On November 4, 2011, the Virginia Supreme Court issued an important opinion on the enforceability of non-compete agreements in Virginia. In Home Paramount Pest Control Companies, Inc. v. Shaffer, et al., the Supreme Court affirmed the Fairfax County Circuit Court's prior determination that a non-compete provision in a former employee's employment agreement was overbroad and, therefore, unenforceable.

In 1989, in a case involving the same employer, the Supreme Court ruled that an identical provision in an employment agreement was enforceable. Accordingly, the Supreme Court reversed its previous stance, demonstrating the shift in the law that has occurred over the last 22 years. The Supreme Court justified its decision on the basis of several other cases that have been decided since 1989, which cases clarified the law and created the framework from which the 2011 case was decided.

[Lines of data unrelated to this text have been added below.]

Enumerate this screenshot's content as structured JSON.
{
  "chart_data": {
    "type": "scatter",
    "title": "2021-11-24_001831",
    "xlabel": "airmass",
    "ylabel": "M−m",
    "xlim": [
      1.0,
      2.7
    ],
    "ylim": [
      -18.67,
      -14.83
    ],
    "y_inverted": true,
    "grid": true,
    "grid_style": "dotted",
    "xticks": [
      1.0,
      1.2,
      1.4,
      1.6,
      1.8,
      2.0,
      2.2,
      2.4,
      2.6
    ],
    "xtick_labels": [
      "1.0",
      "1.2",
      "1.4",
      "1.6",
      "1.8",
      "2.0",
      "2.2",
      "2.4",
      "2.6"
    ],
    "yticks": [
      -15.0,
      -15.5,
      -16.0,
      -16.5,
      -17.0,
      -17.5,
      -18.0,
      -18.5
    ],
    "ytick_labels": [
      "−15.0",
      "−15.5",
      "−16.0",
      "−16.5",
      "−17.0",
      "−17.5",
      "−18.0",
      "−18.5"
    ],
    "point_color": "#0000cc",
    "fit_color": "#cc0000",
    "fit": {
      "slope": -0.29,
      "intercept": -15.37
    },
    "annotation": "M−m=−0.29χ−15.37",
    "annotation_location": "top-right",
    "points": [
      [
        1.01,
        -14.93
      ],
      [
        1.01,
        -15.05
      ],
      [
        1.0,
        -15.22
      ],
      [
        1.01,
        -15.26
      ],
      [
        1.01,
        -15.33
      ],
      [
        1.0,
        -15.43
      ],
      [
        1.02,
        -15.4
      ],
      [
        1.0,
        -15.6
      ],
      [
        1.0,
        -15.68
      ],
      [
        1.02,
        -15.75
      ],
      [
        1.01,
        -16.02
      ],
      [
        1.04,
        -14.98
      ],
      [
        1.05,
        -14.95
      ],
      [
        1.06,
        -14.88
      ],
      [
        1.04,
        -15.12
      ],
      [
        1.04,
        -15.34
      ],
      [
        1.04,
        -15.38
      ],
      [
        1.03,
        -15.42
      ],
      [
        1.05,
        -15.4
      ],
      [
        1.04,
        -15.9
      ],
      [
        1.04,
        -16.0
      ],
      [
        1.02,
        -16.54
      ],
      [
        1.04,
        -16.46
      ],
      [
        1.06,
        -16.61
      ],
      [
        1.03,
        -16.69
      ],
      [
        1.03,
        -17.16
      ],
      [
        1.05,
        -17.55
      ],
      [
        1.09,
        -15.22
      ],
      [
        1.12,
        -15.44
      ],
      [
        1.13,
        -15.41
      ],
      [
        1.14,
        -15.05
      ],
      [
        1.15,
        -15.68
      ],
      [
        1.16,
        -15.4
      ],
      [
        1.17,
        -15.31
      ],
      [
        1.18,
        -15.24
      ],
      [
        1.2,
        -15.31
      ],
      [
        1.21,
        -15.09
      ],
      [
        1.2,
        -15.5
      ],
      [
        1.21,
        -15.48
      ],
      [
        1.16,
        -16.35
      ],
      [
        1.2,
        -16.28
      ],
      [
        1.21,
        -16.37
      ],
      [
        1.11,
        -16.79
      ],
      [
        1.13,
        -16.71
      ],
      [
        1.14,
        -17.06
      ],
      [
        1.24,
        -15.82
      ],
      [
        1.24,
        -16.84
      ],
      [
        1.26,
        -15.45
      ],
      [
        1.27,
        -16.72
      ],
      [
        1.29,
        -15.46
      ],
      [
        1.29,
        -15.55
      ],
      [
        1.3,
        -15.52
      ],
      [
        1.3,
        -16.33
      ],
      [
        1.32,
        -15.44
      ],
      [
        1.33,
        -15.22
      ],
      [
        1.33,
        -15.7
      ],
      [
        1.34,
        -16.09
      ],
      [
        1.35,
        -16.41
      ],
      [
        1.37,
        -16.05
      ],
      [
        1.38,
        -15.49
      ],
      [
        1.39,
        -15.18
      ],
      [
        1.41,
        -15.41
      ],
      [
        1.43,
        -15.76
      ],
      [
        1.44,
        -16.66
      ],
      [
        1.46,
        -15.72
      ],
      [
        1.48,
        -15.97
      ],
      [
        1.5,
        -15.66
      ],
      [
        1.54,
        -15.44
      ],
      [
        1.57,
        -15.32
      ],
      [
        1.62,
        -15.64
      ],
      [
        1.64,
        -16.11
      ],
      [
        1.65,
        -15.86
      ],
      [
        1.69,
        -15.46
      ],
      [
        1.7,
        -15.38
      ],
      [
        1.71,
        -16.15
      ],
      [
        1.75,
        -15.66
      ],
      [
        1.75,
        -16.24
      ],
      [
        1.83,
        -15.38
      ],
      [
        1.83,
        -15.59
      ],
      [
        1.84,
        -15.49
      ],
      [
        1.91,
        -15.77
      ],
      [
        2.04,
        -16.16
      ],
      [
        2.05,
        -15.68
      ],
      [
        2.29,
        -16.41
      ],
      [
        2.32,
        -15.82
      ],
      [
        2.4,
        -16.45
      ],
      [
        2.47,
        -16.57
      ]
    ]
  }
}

The Supreme Court explained that non-compete provisions are only enforceable if they are narrowly drawn to protect the employer's legitimate business interest, are not unreasonably burdensome on an employee's ability to earn a livelihood and are not against public policy. The employer bears the burden of proving each of these factors. Virginia Courts will consider the function, geographic scope and duration elements of the non-compete when evaluating whether the employer has met its burden. In assessing the "function" element, a Virginia Court will determine whether the prohibited activity is of the same type as that actually engaged in by the former employee while employed by the employer.

The non-compete provision being considered by the Court stated as follows:

The Employee will not engage directly or indirectly or concern himself/herself in any manner whatsoever in the carrying on or conducting the business of exterminating, pest control, termite control and/or fumigation services as an owner, agent, servant, representative, or employee, and/or as a member of a partnership and/or as an officer, director or stockholder of any corporation, or in any manner whatsoever, in any city, cities, county or counties in the state(s) in which the Employee works and/or in which the Employee was assigned during the two (2) years next preceding the termination of the Employment Agreement and for a period of two (2) years from and after the date upon which he/she shall cease for any reason whatsoever to be an employee of [Home Paramount].

The Supreme Court determined that the "function" element of the non-compete was too broad since it prevented the employee from working in the pest control industry in any capacity (as opposed to preventing him from performing the same services he provided for the employer). The Supreme Court explained that there are a number of "reasonably conceivable" activities that the employee would be prevented from performing for a competitor (i.e. janitorial services or bookkeeping) which the former employer has no legitimate business interest in prohibiting. The Supreme Court went on to explain that if the "function" element is clearly overbroad, the "geographic scope" and "duration" elements of the non-compete cannot save the provision, and the entire non-compete agreement will not be enforced.

This case makes it abundantly clear that in Virginia, the Courts will not enforce non-compete provisions which prohibit a former employee from performing any activities for a competitor, even unlikely or hypothetical activities. For a non-compete agreement to be enforceable, the employee can only be restricted from performing specific services that are competitive to the services he/she provided for the former employer.